Fish and chips
Place the MSC cod fillets into the batter, and then fry at 180c, serve with the chips.
Maris piper potatoes
Peel the potatoes and then cut into 1cm square batons the length of the potato so they are all the same size, wash the starch off the potato very well then place into the steamer and steam for thirteen minutes, remove from the steamer then plunge them into the oil at 140c to blanch them for 4-5 min then drain. Heat the oil back up to 180c, then plunge them back into the oil till they are golden brown approx 4-5 minutes then season with sea salt.
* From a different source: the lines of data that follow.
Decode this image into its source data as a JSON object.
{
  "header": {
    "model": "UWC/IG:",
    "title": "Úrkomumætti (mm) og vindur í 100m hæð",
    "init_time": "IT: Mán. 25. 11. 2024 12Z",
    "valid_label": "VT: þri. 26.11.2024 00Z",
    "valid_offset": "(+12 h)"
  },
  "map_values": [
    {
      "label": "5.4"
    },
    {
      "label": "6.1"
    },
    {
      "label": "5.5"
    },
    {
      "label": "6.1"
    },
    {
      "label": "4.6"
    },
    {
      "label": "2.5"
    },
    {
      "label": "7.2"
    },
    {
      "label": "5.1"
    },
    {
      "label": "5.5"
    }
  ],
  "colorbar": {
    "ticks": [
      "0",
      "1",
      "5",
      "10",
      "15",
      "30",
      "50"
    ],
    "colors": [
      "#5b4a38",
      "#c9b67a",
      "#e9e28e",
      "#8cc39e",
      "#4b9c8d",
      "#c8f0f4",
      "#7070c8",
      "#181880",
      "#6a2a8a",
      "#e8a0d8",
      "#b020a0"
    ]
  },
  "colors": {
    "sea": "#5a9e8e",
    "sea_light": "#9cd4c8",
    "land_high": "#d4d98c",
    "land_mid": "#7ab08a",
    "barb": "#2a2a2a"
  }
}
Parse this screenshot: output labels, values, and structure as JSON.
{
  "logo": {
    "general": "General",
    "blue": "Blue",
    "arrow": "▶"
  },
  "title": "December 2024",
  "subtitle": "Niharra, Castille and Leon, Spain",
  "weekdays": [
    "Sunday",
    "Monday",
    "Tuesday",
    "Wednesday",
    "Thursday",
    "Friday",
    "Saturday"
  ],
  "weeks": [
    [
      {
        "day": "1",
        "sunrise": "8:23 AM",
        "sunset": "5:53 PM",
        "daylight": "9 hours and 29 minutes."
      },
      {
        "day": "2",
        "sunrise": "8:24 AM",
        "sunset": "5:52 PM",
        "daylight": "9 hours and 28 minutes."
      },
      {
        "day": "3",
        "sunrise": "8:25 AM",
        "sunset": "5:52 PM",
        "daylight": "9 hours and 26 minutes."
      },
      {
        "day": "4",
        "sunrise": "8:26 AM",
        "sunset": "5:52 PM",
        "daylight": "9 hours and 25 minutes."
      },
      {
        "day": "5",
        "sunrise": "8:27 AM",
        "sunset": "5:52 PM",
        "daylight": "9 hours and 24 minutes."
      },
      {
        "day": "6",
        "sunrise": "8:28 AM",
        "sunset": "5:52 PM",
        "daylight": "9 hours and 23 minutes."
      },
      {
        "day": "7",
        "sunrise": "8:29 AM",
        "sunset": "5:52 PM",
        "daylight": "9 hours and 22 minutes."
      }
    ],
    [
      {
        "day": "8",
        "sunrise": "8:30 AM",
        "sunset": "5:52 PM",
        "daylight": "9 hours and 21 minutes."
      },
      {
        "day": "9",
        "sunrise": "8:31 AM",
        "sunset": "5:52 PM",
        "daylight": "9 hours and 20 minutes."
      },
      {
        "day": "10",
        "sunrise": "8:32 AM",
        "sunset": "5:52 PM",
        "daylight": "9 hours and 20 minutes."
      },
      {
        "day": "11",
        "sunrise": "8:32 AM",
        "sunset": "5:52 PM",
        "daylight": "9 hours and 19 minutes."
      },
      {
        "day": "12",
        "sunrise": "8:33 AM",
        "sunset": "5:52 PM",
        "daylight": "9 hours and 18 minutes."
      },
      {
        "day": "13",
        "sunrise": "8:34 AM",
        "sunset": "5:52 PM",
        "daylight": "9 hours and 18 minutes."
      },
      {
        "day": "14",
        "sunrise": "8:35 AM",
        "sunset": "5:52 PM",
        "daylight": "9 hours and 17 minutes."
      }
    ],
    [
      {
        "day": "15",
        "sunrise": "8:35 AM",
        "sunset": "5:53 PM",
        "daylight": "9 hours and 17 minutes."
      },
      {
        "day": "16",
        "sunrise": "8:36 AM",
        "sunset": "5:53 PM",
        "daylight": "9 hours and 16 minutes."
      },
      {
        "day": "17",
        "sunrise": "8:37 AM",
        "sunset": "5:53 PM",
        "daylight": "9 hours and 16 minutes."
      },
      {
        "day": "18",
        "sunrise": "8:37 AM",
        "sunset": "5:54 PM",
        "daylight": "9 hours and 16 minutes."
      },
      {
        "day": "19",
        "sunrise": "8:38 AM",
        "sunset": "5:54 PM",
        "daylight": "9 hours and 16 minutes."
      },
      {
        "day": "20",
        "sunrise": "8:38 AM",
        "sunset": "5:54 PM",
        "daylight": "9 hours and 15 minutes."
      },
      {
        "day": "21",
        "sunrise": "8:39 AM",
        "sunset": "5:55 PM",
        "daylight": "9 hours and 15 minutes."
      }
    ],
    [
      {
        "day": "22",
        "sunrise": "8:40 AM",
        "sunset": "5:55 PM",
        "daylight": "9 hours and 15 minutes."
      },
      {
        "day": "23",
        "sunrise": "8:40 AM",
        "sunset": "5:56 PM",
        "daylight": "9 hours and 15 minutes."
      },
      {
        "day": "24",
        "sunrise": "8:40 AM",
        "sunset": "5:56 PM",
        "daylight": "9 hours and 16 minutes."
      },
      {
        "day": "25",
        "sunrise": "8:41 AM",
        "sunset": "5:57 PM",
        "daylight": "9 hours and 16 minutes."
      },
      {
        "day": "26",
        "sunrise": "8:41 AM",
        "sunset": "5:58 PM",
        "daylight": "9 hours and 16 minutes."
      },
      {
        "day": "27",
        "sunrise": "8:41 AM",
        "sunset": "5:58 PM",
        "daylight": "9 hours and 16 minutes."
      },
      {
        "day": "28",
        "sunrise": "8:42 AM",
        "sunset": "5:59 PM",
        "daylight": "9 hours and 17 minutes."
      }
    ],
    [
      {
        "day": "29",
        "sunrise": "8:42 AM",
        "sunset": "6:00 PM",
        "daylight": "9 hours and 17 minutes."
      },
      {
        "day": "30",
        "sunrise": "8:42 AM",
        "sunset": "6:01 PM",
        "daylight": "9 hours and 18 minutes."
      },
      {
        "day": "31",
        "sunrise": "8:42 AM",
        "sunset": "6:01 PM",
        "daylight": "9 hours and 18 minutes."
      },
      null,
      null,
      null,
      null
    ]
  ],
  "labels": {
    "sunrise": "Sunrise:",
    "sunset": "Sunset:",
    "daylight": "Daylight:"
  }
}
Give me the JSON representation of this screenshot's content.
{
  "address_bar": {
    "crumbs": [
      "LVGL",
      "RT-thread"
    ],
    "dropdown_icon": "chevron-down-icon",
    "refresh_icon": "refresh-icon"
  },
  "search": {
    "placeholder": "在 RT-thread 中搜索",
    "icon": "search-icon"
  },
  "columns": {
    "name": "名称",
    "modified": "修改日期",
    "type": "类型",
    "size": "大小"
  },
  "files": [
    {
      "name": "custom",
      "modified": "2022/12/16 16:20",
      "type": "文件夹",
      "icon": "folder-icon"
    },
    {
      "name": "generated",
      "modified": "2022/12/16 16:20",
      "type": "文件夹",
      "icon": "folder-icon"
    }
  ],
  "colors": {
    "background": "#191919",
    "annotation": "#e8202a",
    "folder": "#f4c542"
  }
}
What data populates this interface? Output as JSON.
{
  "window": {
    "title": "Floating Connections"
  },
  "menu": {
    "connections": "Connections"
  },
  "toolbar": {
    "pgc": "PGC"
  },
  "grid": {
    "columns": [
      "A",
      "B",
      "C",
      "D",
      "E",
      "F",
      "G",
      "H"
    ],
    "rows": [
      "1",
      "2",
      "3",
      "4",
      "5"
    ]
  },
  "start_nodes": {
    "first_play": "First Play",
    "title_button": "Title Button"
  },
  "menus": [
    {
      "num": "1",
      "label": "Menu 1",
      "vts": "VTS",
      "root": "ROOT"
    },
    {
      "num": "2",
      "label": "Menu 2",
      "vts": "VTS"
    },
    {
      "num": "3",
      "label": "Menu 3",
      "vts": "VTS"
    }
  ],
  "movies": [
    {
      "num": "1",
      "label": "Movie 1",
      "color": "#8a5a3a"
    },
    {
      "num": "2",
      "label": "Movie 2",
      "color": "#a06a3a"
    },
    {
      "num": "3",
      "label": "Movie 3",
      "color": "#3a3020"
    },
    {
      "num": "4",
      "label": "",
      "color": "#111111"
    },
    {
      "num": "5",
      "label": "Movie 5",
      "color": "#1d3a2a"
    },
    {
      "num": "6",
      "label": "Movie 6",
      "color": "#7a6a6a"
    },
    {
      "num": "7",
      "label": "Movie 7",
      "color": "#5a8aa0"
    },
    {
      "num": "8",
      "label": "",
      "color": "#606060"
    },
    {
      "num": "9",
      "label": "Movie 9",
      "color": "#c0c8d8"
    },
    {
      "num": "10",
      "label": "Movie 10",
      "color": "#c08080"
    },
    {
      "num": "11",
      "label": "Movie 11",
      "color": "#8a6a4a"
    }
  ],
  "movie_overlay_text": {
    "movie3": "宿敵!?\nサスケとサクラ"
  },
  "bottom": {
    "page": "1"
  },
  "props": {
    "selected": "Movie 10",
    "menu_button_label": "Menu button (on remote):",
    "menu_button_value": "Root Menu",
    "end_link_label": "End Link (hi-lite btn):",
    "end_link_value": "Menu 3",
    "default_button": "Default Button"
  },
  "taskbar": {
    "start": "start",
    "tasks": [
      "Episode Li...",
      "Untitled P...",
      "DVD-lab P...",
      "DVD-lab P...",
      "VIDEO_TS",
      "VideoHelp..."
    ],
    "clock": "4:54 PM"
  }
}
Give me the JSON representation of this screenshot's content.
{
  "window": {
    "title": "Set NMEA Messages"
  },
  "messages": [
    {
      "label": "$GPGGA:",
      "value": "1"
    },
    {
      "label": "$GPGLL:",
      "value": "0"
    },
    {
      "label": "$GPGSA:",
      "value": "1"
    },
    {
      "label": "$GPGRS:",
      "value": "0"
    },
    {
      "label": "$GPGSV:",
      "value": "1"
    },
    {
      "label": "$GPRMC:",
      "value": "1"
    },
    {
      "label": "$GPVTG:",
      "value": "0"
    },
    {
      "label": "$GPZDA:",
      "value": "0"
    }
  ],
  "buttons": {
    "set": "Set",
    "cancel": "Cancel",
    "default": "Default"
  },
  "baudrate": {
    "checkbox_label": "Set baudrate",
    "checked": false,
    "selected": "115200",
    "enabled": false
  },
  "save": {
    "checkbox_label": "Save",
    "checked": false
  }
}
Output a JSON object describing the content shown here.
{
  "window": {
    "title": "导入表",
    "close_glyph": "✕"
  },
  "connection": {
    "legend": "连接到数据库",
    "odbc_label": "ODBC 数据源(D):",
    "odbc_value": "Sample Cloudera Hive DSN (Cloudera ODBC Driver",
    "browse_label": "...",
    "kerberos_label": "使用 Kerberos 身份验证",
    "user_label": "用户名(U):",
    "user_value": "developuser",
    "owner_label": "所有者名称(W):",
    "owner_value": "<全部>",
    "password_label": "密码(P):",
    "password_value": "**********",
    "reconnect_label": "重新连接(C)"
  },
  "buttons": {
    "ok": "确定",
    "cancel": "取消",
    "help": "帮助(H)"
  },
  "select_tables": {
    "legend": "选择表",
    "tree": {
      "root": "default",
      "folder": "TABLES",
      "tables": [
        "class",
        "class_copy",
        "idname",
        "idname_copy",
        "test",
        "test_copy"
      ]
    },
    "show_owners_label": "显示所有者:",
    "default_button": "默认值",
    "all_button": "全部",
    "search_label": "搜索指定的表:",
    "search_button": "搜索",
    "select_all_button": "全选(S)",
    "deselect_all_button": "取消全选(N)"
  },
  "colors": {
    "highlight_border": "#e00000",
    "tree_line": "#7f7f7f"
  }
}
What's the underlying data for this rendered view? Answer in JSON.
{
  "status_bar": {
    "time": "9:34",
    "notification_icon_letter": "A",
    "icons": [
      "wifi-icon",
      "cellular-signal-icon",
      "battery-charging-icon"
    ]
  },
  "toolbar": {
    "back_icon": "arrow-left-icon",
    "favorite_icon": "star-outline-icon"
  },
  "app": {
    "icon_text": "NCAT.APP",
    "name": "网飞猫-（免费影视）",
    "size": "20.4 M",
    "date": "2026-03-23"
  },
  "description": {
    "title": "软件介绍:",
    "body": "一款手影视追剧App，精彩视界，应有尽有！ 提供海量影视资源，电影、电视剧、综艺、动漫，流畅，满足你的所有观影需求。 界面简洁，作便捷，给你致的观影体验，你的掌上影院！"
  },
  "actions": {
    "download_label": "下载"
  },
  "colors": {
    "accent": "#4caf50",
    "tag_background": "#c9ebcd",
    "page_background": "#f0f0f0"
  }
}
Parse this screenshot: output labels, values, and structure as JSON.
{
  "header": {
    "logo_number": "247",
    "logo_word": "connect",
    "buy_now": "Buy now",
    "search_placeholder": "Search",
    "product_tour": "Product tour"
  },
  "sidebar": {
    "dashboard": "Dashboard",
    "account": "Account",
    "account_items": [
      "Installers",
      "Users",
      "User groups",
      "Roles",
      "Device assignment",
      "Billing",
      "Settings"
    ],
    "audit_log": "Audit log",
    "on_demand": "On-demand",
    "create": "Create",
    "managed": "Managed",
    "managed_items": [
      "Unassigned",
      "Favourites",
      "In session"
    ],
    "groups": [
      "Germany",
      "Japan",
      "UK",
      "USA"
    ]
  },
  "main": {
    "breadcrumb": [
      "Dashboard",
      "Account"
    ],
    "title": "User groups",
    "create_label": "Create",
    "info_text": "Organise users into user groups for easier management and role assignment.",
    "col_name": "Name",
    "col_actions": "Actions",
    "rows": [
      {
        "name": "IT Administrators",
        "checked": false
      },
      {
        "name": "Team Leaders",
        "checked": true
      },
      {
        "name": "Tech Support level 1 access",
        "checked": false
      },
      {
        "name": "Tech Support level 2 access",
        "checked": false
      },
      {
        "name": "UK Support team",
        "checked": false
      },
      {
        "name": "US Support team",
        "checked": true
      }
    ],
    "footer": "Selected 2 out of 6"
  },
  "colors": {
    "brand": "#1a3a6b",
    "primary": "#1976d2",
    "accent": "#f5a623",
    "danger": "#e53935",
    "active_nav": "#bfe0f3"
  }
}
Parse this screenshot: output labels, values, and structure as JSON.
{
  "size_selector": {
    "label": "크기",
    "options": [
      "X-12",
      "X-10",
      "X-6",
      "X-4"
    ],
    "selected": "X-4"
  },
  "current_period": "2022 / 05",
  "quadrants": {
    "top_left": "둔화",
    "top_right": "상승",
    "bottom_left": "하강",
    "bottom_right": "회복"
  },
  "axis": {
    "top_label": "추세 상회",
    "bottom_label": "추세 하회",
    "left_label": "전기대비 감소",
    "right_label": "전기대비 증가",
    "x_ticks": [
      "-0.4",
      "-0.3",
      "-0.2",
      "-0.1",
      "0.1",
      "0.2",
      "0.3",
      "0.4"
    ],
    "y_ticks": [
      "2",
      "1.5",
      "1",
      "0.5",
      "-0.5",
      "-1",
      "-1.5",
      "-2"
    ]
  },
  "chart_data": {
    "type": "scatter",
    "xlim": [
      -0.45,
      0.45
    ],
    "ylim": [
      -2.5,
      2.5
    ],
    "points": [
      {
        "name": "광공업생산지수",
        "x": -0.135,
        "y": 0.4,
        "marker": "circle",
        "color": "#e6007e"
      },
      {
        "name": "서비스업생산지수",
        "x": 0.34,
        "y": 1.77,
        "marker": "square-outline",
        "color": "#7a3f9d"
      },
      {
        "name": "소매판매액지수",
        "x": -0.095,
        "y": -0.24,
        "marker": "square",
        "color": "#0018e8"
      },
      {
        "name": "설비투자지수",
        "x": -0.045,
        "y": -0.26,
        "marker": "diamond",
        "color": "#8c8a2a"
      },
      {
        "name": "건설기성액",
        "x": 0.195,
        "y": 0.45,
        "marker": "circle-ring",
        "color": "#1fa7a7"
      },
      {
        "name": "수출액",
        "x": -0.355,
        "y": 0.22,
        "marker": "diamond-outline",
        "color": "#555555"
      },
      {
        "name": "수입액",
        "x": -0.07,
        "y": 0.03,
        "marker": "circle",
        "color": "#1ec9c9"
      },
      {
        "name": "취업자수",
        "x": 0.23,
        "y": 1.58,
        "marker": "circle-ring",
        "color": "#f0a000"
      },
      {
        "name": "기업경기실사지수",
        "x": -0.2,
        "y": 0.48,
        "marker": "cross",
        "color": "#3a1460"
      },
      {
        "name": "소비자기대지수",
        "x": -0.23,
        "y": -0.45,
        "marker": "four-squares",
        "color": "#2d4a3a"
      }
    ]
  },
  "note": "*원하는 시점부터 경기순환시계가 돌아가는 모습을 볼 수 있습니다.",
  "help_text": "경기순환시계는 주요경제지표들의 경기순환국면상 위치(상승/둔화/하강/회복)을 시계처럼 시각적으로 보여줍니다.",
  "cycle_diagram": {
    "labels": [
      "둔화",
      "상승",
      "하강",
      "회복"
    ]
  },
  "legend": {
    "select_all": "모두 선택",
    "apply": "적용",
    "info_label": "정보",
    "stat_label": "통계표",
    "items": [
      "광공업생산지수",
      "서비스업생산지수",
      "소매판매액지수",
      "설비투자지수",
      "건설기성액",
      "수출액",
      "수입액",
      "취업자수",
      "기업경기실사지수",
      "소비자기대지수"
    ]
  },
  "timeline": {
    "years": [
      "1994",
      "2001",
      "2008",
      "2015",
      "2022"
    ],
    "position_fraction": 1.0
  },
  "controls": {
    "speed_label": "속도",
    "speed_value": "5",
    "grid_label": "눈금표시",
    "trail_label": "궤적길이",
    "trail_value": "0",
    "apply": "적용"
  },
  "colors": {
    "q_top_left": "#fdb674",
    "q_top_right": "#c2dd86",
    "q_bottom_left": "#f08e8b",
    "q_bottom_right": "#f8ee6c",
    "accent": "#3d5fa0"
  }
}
Place the fish into the batter, and then fry at 180c, serve with the chips.
Fish and chip batter
570g Self raising flour
20gr Salt
600ml beer
600ml sparkling water
Whisk all the ingredients together till a smooth batter is formed
Tartar sauce
4 egg yolks 60gr
0.75g milled black pepper
10g English mustard
8g-lemon juice
15g white wine vinegar
750ml vegetable oil
2 tbsp water
5g salt
75g chopped gherkins
75g chopped capers
10g chopped parsley
75g chopped shallots
Whisk the mustard, salt, pepper, and egg yolk in a bowl then slowly pour the oil on to the egg whisking well keep adding all the oil, you will need to add a little water to the mayonnaise as it may get to thick and split. Then the rest of the ingredients.